Tuesday, April 28, 2009

Reconsidering Pork: Factory Farming and Swine Flu

After reading this excellent Rolling Stone article (via Mike@C&L), I'm reconsidering pork, and I think you might want to as well. Here are some choice quotes:
The floors are slatted to allow excrement to fall into a catchment pit under the pens, but many things besides excrement can wind up in the pits: afterbirths, piglets accidentally crushed by their mothers, old batteries, broken bottles of insecticide, antibiotic syringes, stillborn pigs -- anything small enough to fit through the foot-wide pipes that drain the pits.

Taken together, the immobility, poisonous air and terror of confinement badly damage the pigs' immune systems.

When a pig nearly ready to be slaughtered grows ill, workers sometimes shoot it up with as many drugs as necessary to get it to the slaughterhouse under its own power. As long as the pig remains ambulatory, it can be legally killed and sold as meat.
The cruelty towards these animals and alarming lack of health concerns are quite apparent. But how they treat the refuse from these pigs is nothing less than startling (emphasis mine):

Smithfield's holding ponds -- the company calls them lagoons -- cover as much as 120,000 square feet.
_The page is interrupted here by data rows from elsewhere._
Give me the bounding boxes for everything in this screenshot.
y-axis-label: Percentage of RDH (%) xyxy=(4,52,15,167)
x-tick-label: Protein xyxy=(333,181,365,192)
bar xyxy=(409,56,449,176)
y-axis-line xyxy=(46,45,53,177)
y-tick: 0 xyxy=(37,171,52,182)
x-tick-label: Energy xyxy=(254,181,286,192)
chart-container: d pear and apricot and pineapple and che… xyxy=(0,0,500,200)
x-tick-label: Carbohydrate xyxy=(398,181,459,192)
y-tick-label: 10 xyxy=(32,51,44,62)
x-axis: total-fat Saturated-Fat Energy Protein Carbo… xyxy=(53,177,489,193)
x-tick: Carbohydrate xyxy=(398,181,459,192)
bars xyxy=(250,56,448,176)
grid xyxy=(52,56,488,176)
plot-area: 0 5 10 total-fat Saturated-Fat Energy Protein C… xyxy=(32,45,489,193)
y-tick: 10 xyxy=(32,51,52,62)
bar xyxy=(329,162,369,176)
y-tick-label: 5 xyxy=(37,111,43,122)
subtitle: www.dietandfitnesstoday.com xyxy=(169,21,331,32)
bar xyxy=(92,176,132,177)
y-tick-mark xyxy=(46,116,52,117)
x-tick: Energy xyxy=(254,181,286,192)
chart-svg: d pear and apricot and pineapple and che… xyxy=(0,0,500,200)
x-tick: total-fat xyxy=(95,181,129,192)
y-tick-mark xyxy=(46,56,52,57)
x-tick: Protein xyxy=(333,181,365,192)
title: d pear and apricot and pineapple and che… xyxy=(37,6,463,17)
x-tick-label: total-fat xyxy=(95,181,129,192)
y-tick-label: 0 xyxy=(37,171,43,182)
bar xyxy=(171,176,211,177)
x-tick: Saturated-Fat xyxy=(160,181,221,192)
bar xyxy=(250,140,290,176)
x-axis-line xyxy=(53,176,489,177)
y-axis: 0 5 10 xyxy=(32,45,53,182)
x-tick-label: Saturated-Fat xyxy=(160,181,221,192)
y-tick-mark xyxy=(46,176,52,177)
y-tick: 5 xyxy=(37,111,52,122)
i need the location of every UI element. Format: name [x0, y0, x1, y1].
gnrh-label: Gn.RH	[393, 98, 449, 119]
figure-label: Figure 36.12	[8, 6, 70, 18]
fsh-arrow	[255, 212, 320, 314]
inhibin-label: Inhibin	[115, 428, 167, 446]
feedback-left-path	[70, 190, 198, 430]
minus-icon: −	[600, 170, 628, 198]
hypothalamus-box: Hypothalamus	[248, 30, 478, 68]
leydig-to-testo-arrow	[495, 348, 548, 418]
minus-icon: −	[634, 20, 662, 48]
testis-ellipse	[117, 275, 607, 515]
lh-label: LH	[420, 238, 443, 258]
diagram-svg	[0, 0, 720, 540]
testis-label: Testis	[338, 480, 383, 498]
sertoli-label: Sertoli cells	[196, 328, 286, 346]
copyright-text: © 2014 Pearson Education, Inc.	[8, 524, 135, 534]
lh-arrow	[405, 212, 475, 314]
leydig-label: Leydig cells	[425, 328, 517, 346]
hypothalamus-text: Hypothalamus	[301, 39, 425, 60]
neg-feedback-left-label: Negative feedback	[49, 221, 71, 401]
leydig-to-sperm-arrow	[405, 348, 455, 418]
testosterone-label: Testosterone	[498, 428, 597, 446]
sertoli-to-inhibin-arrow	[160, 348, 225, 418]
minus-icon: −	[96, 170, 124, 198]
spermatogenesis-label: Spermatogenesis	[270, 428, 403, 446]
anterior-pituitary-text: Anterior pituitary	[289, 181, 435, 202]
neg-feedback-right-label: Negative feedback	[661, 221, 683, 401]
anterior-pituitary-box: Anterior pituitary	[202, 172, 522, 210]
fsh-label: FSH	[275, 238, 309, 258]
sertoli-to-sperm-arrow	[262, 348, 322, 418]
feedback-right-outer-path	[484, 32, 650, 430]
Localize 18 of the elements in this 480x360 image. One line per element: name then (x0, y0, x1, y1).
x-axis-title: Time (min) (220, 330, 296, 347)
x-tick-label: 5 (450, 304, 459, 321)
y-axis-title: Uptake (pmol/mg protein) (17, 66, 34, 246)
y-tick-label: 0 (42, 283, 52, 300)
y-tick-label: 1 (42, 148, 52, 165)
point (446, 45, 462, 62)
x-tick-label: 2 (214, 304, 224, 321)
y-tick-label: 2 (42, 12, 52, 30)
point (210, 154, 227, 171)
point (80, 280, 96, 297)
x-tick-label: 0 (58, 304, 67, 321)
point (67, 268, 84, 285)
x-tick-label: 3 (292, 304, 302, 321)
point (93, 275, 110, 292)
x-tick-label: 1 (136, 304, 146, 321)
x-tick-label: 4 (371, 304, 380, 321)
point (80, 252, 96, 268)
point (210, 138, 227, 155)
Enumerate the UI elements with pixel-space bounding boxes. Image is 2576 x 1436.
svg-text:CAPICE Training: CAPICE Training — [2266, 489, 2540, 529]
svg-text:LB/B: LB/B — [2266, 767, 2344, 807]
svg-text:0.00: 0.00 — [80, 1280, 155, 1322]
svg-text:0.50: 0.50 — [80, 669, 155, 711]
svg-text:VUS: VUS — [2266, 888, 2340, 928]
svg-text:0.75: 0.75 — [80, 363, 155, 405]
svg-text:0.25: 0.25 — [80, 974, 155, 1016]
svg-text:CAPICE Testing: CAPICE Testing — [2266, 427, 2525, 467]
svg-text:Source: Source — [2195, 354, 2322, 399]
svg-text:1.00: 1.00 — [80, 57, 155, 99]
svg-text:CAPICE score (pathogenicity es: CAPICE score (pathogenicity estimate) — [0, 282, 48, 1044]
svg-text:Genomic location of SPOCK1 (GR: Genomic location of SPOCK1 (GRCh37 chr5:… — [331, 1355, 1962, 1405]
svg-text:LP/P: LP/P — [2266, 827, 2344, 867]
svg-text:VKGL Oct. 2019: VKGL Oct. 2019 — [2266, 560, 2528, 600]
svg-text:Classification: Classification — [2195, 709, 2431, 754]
The area around a single slaughterhouse can contain hundreds of lagoons, some of which run thirty feet deep. The liquid in them is not brown. The interactions between the bacteria and blood and afterbirths and stillborn piglets and urine and excrement and chemicals and drugs turn the lagoons pink.

Even light rains can cause lagoons to overflow; major floods have transformed entire counties into pig-shit bayous. To alleviate swelling lagoons, workers sometimes pump the shit out of them and spray the waste on surrounding fields, which results in what the industry daintily refers to as "overapplication." This can turn hundreds of acres -- thousands of football fields -- into shallow mud puddles of pig shit. Tree branches drip with pig shit.

Just how toxic is this stuff? Fucking scary as hell, you go in you don't come out toxic (emphasis mine):
The lagoons themselves are so viscous and venomous that if someone falls in it is foolish to try to save him. A few years ago, a truck driver in Oklahoma was transferring pig shit to a lagoon when he and his truck went over the side. It took almost three weeks to recover his body. In 1992, when a worker making repairs to a lagoon in Minnesota began to choke to death on the fumes, another worker dived in after him, and they died the same death. In another instance, a worker who was repairing a lagoon in Michigan was overcome by the fumes and fell in. His fifteen-year-old nephew dived in to save him but was overcome, the worker's cousin went in to save the teenager but was overcome, the worker's older brother dived in to save them but was overcome, and then the worker's father dived in. They all died in pig shit.
That can't be good for the people stuck living nearby, can it?
People who breathe the shit-infused air suffer from bronchitis, asthma, heart palpitations, headaches, diarrhea, nosebleeds and brain damage. In 1995, a woman downwind from a corporate hog farm in Olivia, Minnesota, called a poison-control center and described her symptoms. "Ma'am," the poison-control officer told her, "the only symptoms of hydrogen-sulfide poisoning you're not experiencing are seizures, convulsions and death. Leave the area immediately." When you fly over eastern North Carolina, you realize that virtually everyone in this part of the state lives close to a lagoon.
At least they aren't feeding pigs dead pigs:
Millions of factory-farm hogs -- one study puts it at ten percent -- die before they make it to the killing floor. Some are taken to rendering plants, where they are propelled through meat grinders and then fed cannibalistically back to other living hogs.
That's just begging for prions to spread.

The whole article, a stinging takedown of factory farming and Smithfield Foods specifically. Is worth a read. Smithfield Foods is worth a visit too, if only to see their cynical slogan "Good food. Responsibly" with a whole section devoted to their supposed responsibility.

Given the people stuck living next to these farms where the smell of concentrated chemical-infused pig shit can literally knock you unconscious, Smithfield Food's claim of a commitment to food safety is a cruel joke. It is an even harsher joke in the light of their lobbying efforts.

It looks like that joke could cost us all. Smithfield Foods might be linked to the recent outbreak of swine flu.